In The Trojan War: A New History, (Simon and Schuster, New York, 2006, $26), Barry S. Strauss, professor of history and classics at Cornell University and author of The Battle of Salamis, investigates a topic from Hellenic prehistory. A significant event of its time, though its exact century is disputed, the siege and destruction of Troy is best known from the blind poet Homer’s epic The Iliad.
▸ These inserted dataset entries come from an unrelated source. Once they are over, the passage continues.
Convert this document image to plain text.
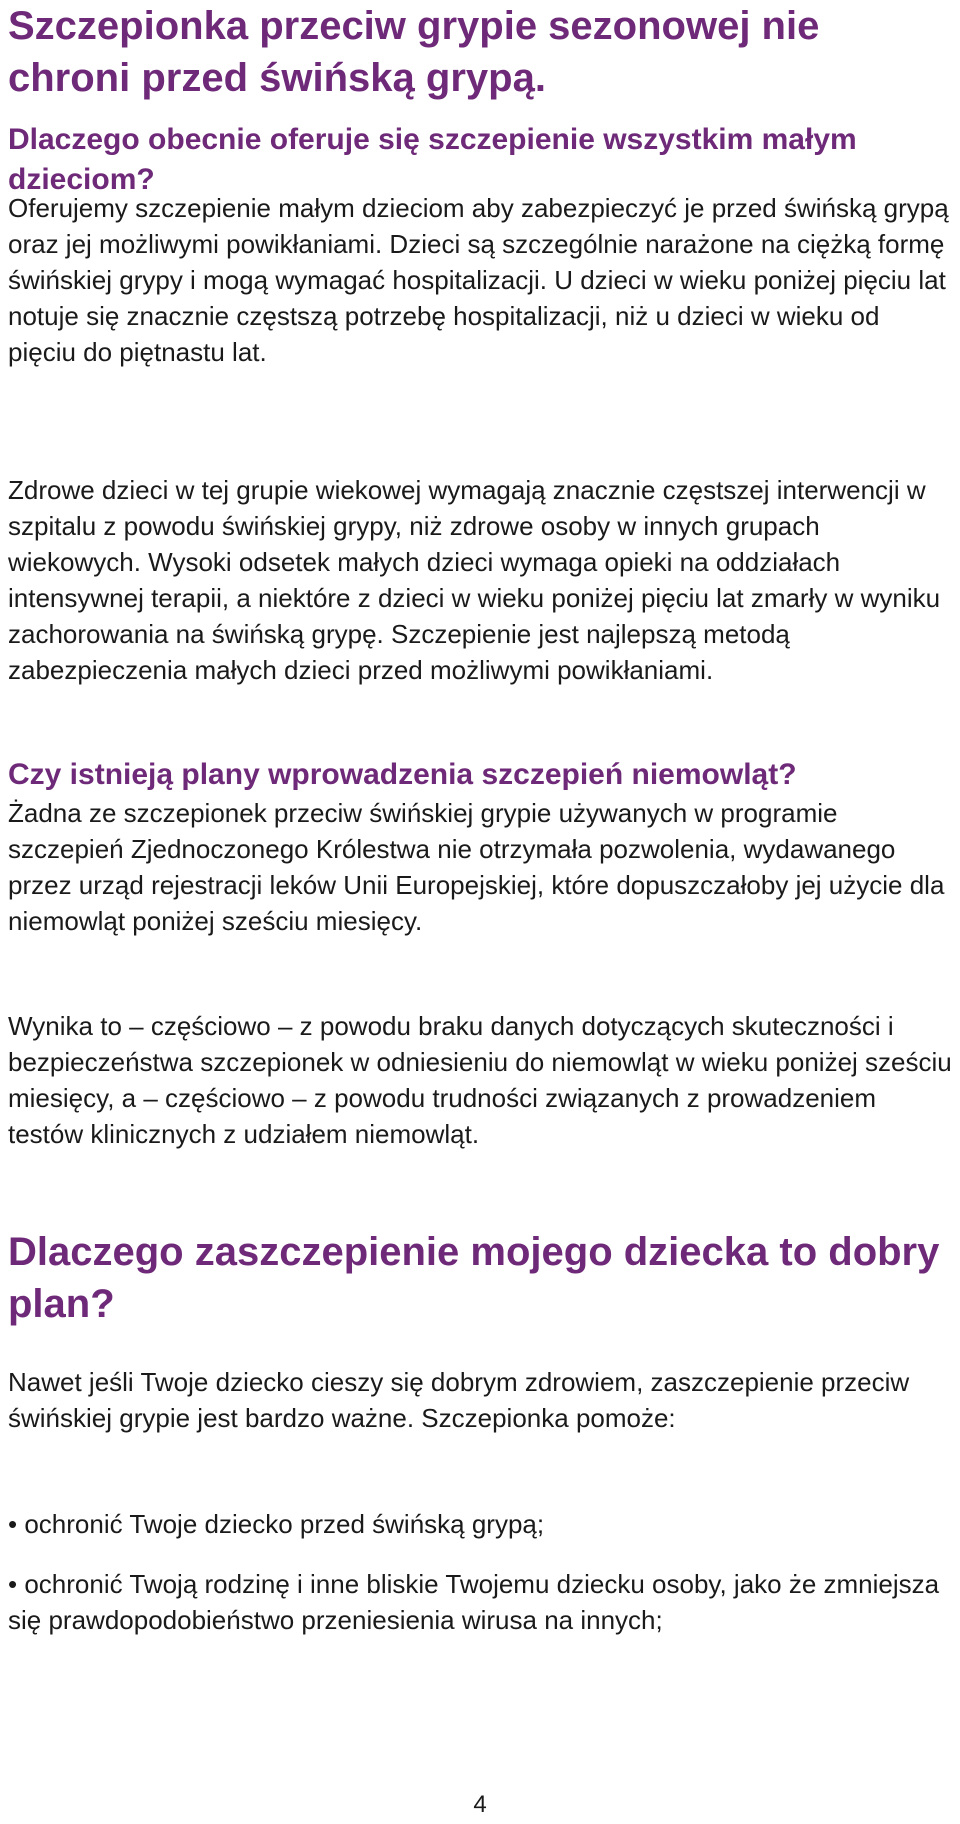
Szczepionka przeciw grypie sezonowej nie chroni przed świńską grypą.
Dlaczego obecnie oferuje się szczepienie wszystkim małym dzieciom?

Oferujemy szczepienie małym dzieciom aby zabezpieczyć je przed świńską grypą oraz jej możliwymi powikłaniami. Dzieci są szczególnie narażone na ciężką formę świńskiej grypy i mogą wymagać hospitalizacji. U dzieci w wieku poniżej pięciu lat notuje się znacznie częstszą potrzebę hospitalizacji, niż u dzieci w wieku od pięciu do piętnastu lat.

Zdrowe dzieci w tej grupie wiekowej wymagają znacznie częstszej interwencji w szpitalu z powodu świńskiej grypy, niż zdrowe osoby w innych grupach wiekowych. Wysoki odsetek małych dzieci wymaga opieki na oddziałach intensywnej terapii, a niektóre z dzieci w wieku poniżej pięciu lat zmarły w wyniku zachorowania na świńską grypę. Szczepienie jest najlepszą metodą zabezpieczenia małych dzieci przed możliwymi powikłaniami.

Czy istnieją plany wprowadzenia szczepień niemowląt?

Żadna ze szczepionek przeciw świńskiej grypie używanych w programie szczepień Zjednoczonego Królestwa nie otrzymała pozwolenia, wydawanego przez urząd rejestracji leków Unii Europejskiej, które dopuszczałoby jej użycie dla niemowląt poniżej sześciu miesięcy.

Wynika to – częściowo – z powodu braku danych dotyczących skuteczności i bezpieczeństwa szczepionek w odniesieniu do niemowląt w wieku poniżej sześciu miesięcy, a – częściowo – z powodu trudności związanych z prowadzeniem testów klinicznych z udziałem niemowląt.

Dlaczego zaszczepienie mojego dziecka to dobry plan?

Nawet jeśli Twoje dziecko cieszy się dobrym zdrowiem, zaszczepienie przeciw świńskiej grypie jest bardzo ważne. Szczepionka pomoże:

• ochronić Twoje dziecko przed świńską grypą;

• ochronić Twoją rodzinę i inne bliskie Twojemu dziecku osoby, jako że zmniejsza się prawdopodobieństwo przeniesienia wirusa na innych;

4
More recently, a 21st-century generation has been exposed to it through the disastrous film Troy, in which King Menelaus of Sparta is portrayed as a kind of Mediterranean Daniel Boone, King Agamemnon of Mycenae as an ancient Scarface, Odysseus as his consigliere and Achilles as an angel-faced serial killer.
Professor Strauss researched the facts for his new history of the conflict in the light of recent archaeological information. About the end of the 19th century Erich Schliemann, an amateur archaeologist and master linguist, followed Homer’s descriptions to discover first Troy, then Mycenae, Tirynth and Orhomenos. Schliemann was also interested in excavating the hill where he suspected Knossos had stood, but local farmers asked him for too much money. Consequently, the honor of exploring the Minoan civilization passed to Welsh archaeologist Sir Arthur John Evans, who began excavating the site of the palace on March 16, 1900, and later discovered Knossos.
In the mid-20th century, Michael Ventris, an architectural engineer and amateur archeologist with great linguistic abilities, broke the linear B code from tablets found in the palaces of Pylos, Mycenae and Knossus, and proved it was an ancient Greek text. In addition to that past research, Strauss referred to tablets found in Hattusas, capital of the ancient Hittite kingdom, reporting an alliance with the city of Williusa (Ilium, or Troy) and others that mentioned kings named Alaksadu (Alexander) and Paris-iziti (Paris).
From the Hittite archives we know that Achaeans—Greeks—were already making piratical raids along the Anatolian coast and sending ultimatums to the Anatolian kings for lands that belonged to their predecessors. Strauss’ new history, therefore, follows the latest written sources, but also still makes primary use of Homer, who probably memorized the tales and poems of other poets before him. In 11 chapters Strauss analyzes step by step what The Iliad tells us about those events.
Strauss suggests that one reason Troy lost the war was its lack of a permanent battle fleet to stop the Greeks at sea. He connects that incident with such later failures of sea power as Japan’s until the late 1870s and of the Netherlands’ naval eclipse by England in the 17th century. Those examples are not entirely valid, since Japanese pirates had in fact terrorized its coastal waters, and England prevailed over the Dutch because of superior guns, rather than ships.
A more glaring error, in view of Strauss’ expertise in ancient history and prehistory, was his forgetting that while funeral pyres were customary among the Greeks in the Iron Age, Bronze Age Greeks buried bodies. He notes that only in the death of Ajax, but he regards it as an exceptional case, for the death of a king. Strauss also omits the role of Cyprus, which did not contribute soldiers or ships to the pan-Greek campaign against Troy, but aided in the Greeks’ preparations with all the bronze and weaponry it could produce. That aside, the author does a good job of describing the famous siege and providing historic background for all the personalities described by Homer, as well as elements of the everyday life of Bronze Age people.
Troy finally fell, but the time and resources spent on the long war ultimately brought ruin and misery to Achaean Greece. Civil conflicts and attacks by sea raiders reached disastrous proportions. About 1200 BC the Mycenean palaces in Pylos, Mycenae, Tirynth and Orhomenos were abandoned. Eighty years after the Trojan War another Greek tribe, the Dorians, armed with iron swords, finally brought down the Achaean civilization. By the age of Thucydides, nobody in Greece knew where Nestor’s old capital of Pylos, once second to Mycenae in naval power with 90 ships, even stood.
Barry S. Strauss is a good writer and a historian who did his best, for the most part, in using the latest information at hand to reconstruct details of the conflict and the people who fought it. As such, The Trojan War: A New History is a worthwhile updated primer for readers interested in learning about the peoples of the eastern Mediterreanean during the Bronze Age, and the cataclysmic struggle that helped hasten the end of that era.